Excessive behaviors of any kind by members of a fraternity should be eliminated through a strict monitoring and enforcement process paid for by the Greek organizations themselves and approved by the university ("At Penn State, plan in place to make Greek life safer," June 23). Safety of the individual must come first and must be everyone's responsibility. Activities including hazing and excessive drinking at Penn State are clearly over the line and must be stopped immediately.

Enlightened college administrators and fraternity leadership should not throw the baby out with the bath water, but work to, immediately and diligently, develop a meaningful Greek system that protects all of the wonderful aspects of Greek life while eliminating quickly the repulsive activities in the headlines.

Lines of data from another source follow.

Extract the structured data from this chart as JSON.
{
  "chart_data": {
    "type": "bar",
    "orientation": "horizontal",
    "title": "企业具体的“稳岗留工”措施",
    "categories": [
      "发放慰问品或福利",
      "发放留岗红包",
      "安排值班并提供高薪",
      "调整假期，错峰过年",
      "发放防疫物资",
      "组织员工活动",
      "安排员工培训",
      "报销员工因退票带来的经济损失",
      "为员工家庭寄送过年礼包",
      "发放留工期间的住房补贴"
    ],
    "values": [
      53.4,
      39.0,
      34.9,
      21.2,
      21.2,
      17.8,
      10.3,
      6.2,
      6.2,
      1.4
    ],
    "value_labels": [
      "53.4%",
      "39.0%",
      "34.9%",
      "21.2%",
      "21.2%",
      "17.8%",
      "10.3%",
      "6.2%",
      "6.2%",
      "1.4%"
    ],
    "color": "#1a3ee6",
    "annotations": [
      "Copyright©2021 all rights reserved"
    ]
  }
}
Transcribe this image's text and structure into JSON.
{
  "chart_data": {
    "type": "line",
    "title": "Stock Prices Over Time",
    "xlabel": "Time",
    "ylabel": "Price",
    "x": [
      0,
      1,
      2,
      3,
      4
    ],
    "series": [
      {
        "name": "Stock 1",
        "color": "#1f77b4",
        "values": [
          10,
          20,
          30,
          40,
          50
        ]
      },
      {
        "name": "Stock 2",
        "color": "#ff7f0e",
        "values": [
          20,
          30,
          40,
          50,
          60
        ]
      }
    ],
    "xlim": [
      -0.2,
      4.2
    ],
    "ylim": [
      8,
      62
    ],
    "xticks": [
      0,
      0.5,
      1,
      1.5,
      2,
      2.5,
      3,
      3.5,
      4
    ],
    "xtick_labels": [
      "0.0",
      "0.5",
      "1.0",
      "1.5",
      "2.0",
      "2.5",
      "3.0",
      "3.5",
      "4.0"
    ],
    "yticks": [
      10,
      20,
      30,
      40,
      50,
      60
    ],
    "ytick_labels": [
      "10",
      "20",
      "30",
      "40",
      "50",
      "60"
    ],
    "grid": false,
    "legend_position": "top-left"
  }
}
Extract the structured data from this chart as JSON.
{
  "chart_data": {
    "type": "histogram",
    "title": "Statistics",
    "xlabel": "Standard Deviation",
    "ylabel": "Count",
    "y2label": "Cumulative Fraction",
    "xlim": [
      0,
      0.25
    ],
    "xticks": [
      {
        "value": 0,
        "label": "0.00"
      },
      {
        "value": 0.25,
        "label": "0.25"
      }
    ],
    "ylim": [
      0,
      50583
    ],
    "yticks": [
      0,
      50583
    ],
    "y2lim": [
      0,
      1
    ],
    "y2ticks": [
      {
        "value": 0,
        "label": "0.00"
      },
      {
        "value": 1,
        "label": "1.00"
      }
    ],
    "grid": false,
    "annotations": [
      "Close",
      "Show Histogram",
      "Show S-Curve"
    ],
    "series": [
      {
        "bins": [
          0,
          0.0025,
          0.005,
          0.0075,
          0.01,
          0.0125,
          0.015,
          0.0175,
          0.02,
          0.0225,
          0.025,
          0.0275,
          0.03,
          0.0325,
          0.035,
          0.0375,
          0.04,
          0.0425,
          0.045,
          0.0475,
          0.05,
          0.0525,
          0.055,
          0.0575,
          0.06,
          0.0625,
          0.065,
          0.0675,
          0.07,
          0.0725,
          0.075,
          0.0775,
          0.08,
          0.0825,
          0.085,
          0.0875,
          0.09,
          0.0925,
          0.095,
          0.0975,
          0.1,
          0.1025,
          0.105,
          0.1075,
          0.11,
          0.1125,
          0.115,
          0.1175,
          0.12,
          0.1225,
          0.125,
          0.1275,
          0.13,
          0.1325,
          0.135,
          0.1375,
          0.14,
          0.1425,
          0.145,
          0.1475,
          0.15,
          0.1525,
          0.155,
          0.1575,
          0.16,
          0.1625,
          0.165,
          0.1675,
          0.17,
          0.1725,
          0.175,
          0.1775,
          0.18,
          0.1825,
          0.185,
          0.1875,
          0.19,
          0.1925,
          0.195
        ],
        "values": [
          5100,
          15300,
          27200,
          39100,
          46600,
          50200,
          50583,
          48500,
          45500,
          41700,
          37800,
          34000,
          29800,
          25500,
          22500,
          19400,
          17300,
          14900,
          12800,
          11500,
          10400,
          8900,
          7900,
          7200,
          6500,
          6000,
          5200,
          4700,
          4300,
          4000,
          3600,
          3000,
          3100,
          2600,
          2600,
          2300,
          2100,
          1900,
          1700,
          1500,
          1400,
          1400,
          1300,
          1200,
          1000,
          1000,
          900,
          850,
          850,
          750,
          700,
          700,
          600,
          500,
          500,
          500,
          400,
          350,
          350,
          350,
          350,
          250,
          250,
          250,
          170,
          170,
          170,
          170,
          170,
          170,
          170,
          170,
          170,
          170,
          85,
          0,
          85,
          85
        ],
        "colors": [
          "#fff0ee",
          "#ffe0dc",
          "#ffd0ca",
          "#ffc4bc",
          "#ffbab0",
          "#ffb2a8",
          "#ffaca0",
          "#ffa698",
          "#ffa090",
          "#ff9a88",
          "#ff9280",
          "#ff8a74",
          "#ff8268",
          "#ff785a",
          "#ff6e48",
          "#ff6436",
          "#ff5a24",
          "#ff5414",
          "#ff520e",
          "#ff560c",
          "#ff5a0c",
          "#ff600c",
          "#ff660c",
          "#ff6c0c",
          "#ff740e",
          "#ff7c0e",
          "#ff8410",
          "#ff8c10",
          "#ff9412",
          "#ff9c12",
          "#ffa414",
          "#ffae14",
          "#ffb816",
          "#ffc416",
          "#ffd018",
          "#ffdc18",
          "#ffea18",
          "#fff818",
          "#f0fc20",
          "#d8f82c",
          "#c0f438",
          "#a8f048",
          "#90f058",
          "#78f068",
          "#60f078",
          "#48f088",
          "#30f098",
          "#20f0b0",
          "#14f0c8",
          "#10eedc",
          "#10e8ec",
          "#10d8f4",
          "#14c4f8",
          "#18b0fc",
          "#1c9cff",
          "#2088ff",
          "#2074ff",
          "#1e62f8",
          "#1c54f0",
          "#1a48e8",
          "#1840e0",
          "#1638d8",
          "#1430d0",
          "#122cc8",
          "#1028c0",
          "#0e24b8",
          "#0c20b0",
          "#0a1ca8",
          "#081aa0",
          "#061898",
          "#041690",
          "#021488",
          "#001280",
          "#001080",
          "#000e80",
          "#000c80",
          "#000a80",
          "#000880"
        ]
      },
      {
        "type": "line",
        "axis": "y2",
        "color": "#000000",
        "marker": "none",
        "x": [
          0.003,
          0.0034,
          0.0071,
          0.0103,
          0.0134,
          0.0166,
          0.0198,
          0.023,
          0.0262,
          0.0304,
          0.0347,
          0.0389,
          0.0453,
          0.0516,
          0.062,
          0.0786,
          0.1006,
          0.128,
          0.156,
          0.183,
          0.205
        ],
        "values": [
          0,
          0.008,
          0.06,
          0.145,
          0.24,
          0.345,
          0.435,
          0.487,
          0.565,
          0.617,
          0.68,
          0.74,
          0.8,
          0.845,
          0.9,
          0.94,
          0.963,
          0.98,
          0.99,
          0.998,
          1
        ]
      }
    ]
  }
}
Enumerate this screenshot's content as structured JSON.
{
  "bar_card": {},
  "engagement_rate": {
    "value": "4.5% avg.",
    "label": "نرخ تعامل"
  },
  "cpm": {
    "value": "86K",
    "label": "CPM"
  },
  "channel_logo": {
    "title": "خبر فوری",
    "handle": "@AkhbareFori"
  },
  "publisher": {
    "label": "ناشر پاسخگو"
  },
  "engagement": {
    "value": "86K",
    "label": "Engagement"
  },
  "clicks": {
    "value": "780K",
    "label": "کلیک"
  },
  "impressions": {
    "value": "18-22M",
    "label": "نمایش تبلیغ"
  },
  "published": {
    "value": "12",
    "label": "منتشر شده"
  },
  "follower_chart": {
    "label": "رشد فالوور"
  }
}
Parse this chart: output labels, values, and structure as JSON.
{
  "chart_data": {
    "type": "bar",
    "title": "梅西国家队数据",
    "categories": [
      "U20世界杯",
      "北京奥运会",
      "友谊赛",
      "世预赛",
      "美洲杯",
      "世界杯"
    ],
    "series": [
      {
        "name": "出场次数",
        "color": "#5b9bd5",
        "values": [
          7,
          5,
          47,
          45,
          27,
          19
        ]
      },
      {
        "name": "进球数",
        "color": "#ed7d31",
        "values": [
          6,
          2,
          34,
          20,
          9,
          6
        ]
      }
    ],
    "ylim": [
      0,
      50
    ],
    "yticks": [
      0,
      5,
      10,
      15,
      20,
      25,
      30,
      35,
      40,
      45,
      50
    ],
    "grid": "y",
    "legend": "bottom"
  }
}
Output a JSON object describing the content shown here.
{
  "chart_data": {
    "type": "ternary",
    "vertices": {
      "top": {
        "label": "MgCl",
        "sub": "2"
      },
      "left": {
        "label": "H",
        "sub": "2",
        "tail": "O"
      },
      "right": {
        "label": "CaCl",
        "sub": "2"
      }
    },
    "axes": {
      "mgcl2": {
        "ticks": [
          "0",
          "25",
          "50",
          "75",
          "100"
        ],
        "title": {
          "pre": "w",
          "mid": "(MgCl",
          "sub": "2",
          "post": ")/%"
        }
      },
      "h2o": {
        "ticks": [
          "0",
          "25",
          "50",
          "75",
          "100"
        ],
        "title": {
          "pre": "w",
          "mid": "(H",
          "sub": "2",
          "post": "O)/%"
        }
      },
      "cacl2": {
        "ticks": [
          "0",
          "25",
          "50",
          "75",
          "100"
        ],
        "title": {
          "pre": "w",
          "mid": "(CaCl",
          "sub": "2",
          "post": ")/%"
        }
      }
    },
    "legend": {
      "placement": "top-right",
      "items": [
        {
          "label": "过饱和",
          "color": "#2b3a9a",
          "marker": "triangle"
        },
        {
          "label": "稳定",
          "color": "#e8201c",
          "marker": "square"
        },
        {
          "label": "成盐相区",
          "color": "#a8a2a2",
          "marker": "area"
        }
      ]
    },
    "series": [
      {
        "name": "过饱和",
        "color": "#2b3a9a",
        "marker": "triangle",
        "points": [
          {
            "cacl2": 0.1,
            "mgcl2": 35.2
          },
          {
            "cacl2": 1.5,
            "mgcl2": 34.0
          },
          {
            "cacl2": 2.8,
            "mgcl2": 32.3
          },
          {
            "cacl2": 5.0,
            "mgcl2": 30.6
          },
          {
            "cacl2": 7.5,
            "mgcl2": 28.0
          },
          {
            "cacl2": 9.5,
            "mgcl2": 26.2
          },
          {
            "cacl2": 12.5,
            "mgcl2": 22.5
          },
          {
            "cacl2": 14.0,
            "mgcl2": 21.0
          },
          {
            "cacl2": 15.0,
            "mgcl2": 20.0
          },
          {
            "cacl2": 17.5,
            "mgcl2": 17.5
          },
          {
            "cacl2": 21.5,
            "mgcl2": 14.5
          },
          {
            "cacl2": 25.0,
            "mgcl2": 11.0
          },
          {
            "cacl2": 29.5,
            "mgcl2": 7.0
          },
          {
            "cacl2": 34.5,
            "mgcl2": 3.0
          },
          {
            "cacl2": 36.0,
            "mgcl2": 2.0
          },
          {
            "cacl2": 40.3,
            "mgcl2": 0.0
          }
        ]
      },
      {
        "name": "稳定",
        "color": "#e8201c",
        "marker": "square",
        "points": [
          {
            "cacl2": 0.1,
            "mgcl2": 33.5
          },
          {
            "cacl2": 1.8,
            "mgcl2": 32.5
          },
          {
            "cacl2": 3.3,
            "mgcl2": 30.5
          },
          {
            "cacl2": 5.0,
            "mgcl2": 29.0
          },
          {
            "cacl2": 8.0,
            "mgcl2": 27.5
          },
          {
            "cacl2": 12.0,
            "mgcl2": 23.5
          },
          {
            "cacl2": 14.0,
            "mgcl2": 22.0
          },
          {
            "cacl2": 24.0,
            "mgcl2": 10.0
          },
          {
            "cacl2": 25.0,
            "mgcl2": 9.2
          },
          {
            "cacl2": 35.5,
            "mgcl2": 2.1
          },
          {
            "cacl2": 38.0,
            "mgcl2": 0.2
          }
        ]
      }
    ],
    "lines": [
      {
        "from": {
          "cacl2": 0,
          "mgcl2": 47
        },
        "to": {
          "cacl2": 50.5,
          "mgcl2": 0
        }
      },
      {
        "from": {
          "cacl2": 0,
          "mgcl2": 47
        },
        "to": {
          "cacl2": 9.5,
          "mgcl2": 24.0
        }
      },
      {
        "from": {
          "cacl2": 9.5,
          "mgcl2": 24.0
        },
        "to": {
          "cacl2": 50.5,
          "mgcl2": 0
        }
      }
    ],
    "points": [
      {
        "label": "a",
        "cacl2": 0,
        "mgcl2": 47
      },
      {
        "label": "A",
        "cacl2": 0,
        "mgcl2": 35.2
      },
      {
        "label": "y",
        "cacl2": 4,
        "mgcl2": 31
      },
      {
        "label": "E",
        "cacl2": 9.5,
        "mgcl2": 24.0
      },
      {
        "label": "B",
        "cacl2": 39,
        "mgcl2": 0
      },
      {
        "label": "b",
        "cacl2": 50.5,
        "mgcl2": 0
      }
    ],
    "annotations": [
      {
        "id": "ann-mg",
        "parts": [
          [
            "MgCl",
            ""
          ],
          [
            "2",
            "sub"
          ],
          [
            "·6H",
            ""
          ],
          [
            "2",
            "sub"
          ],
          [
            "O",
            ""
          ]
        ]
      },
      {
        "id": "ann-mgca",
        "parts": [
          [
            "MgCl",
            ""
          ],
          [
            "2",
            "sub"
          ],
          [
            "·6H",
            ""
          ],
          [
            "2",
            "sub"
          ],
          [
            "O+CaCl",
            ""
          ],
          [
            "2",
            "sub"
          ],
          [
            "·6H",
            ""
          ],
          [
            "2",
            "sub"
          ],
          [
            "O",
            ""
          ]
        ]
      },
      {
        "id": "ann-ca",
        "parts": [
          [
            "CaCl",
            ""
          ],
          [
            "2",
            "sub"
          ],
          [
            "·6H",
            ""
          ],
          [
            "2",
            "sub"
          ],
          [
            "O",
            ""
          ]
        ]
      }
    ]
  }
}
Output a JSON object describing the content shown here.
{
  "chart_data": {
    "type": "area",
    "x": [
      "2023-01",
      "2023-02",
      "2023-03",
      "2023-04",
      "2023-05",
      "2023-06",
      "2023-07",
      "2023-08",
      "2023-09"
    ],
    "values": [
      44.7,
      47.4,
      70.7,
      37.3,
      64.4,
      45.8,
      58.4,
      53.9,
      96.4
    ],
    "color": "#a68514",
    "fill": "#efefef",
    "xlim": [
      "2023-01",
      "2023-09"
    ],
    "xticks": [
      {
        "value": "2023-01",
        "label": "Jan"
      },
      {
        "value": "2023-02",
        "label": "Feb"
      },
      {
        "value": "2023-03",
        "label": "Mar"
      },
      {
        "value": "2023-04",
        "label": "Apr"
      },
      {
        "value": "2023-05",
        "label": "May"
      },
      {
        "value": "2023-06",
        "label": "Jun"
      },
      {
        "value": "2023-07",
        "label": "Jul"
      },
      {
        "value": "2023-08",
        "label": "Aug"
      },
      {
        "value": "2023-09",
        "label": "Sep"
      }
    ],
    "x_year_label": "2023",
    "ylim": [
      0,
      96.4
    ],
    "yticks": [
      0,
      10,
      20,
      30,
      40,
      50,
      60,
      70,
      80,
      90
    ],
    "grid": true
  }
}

Organized Greek life has been the petri dish for leadership skills, personal values of responsibility and accountability, teamwork successes, and lifetime friendships for millions of young adults for more than 200 years, while contributing significant benefits to schools and communities.

|Thomas J. Lynch, Sigma Phi Lambda fraternity (1962), LaSalle University, Blue Bell

Nation built on freedom, not bias

As we get ready to celebrate the anniversary of our independence, our beginnings as a free nation, it is a painful spectacle to see this date being used as the marker for exclusion and promotion of fear ("Revised travel ban takes effect," Friday).

Our ancestors who signed the Declaration of Independence here, in our World Heritage City, recognized the value of showing "a decent respect to the opinions of mankind," but we seem to be trashing that concept with the banning of immigrants and refugees - the core groups that founded the nation.

We should set fear aside and offer the best of our country to the world.